- Comune di Samolaco, Cittadina di Samolaco
- Samolaco Location within Italy Samolaco Location within Lombardy
- Coordinates: 46°16′N 9°23′E﻿ / ﻿46.267°N 9.383°E
- Country: Italy
- Region: Lombardy
- Province: Province of Sondrio (SO)

Area
- • Total: 44.5 km^{2} (17.2 sq mi)
- Elevation: 236 m (774 ft)

Population (31 December 2005)
- • Total: 2,913
- • Density: 65.5/km^{2} (170/sq mi)
- Time zone: UTC+1 (CET)
- • Summer (DST): UTC+2 (CEST)
- Postal code: 23027
- Dialing code: 0343

= Samolaco =

Samolaco (Samolegh or Samolagh) is a comune (municipality) in the Province of Sondrio in the Italian region Lombardy, located about 90 km north of the regional capital Milan and about 40 km northwest of Sondrio. As of 31 December 2005, it had a population of 2,913 and an area of 44.5 km2.

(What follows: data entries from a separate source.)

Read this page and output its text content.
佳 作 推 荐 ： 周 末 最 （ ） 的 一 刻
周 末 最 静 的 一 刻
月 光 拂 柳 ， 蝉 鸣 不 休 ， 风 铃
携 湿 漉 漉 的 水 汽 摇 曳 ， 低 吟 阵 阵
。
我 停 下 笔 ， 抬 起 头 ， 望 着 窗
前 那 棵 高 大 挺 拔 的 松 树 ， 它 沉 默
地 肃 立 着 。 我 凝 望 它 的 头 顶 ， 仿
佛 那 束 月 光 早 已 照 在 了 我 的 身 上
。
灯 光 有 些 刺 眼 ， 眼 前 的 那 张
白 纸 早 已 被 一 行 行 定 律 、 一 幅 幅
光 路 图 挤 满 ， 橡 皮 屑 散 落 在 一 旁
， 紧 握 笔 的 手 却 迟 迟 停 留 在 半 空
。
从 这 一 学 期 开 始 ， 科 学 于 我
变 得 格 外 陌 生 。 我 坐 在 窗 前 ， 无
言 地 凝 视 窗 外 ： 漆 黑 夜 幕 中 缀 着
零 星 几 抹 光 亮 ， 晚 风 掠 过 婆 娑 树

The territory of the comune, mostly mountainous, includes of a number of small centres of population, notably Casenda, Era, Giumello, San Pietro and Somaggia. All of these lie in the valley known as the Piano di Chiavenna, just to the north of the small lake Lago di Mezzola, which itself lies to the north of Lake Como. There is no centre called Samolaco, although the community centre, a grocery store, a bank, two bars, a farm supply store and an artisan honey producer lie in the Samolaco area.

Samolaco borders the following municipalities: Gordona, Livo, Montemezzo, Novate Mezzola, Prata Camportaccio, Sorico, Vercana.